There are clear mixed messages in this volume. "We got lucky here. Without proper manpower on the fence line, it's just a matter of time before they get in ... nothing is more important than our security here." (pp 62-3). But after the victory: "the Wildsidhe is giong to be our home for a long time now. It's about time we started making it a place that we can stand living in. With the Braag as our allies, we'll be twice as secure as before, which was pretty damn safe, considering all the fine work you've done. Wayne smiled uncomfortably, tryiing to do his best to adjust to what was apparently a new order." Five years later, would Cole want the same kind of new order for the Wildsidhe? Other sections of the book clearly show the author grappling with the question of whether Saddam Hussein should have been deposed after the first Gulf War, which question is kind of skirted in the debate over whether to ally with or vanquish the Braag. Yet for all the effort taken throughout to use the WIldsidhe as a prism with which to view geopolitics in the 21st century, this book never achives the allegorical brilliance of Kafka's Metamorphosis or Orwell's 1984.

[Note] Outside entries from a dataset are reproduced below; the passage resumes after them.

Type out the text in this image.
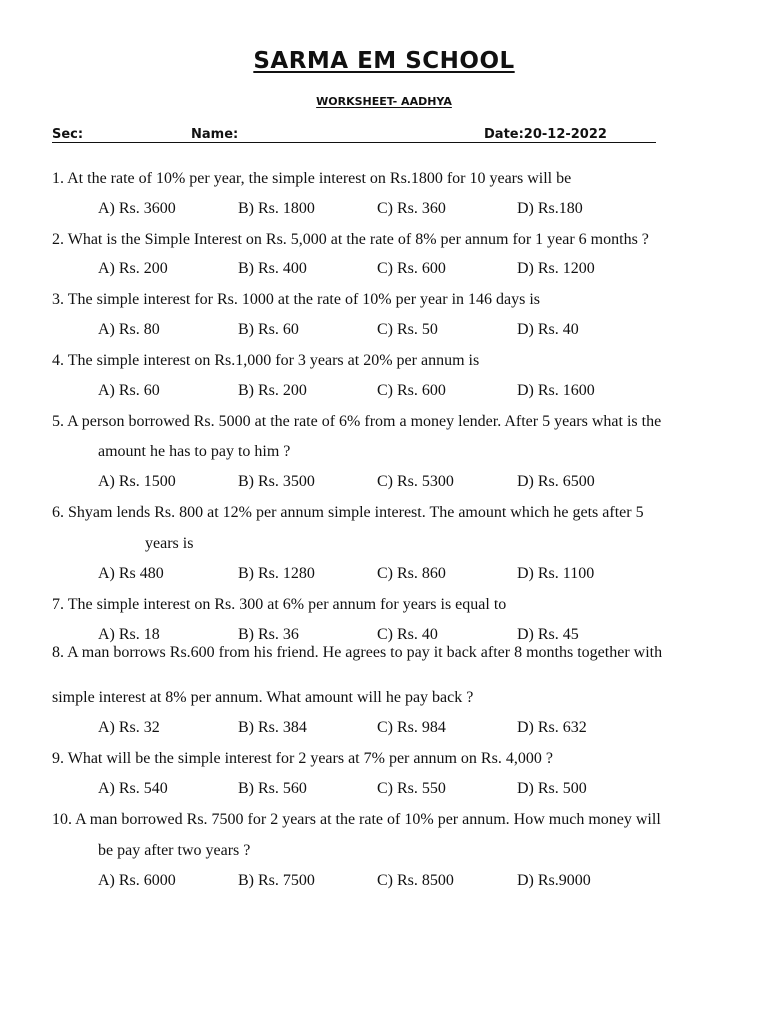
SARMA EM SCHOOL
WORKSHEET- AADHYA
Sec:	Name:	Date:20-12-2022
1. At the rate of 10% per year, the simple interest on Rs.1800 for 10 years will be
A) Rs. 3600	B) Rs. 1800	C) Rs. 360	D) Rs.180
2. What is the Simple Interest on Rs. 5,000 at the rate of 8% per annum for 1 year 6 months ?
A) Rs. 200	B) Rs. 400	C) Rs. 600	D) Rs. 1200
3. The simple interest for Rs. 1000 at the rate of 10% per year in 146 days is
A) Rs. 80	B) Rs. 60	C) Rs. 50	D) Rs. 40
4. The simple interest on Rs.1,000 for 3 years at 20% per annum is
A) Rs. 60	B) Rs. 200	C) Rs. 600	D) Rs. 1600
5. A person borrowed Rs. 5000 at the rate of 6% from a money lender. After 5 years what is the
amount he has to pay to him ?
A) Rs. 1500	B) Rs. 3500	C) Rs. 5300	D) Rs. 6500
6. Shyam lends Rs. 800 at 12% per annum simple interest. The amount which he gets after 5
years is
A) Rs 480	B) Rs. 1280	C) Rs. 860	D) Rs. 1100
7. The simple interest on Rs. 300 at 6% per annum for years is equal to
A) Rs. 18	B) Rs. 36	C) Rs. 40	D) Rs. 45
8. A man borrows Rs.600 from his friend. He agrees to pay it back after 8 months together with
simple interest at 8% per annum. What amount will he pay back ?
A) Rs. 32	B) Rs. 384	C) Rs. 984	D) Rs. 632
9. What will be the simple interest for 2 years at 7% per annum on Rs. 4,000 ?
A) Rs. 540	B) Rs. 560	C) Rs. 550	D) Rs. 500
10. A man borrowed Rs. 7500 for 2 years at the rate of 10% per annum. How much money will
be pay after two years ?
A) Rs. 6000	B) Rs. 7500	C) Rs. 8500	D) Rs.9000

Regardless, the battle with the dwarves is written with much more verve and passion than the opening chapter depiction of a Wildsidhe baseball game complete with a pixie-driven scoreboard. Pixie driven scoreboard? Well, as noted above, parts of this book will clearly appeal more to kids than to their parents.

Would the dwarves have attacked at all if the ballpark in the Wildsidhe had a better bottle law? Good fences make good neighbors and good prohibited items policies at baseball games might just make the difference between a new Pax Americana in the 21st century and an end of the American empire.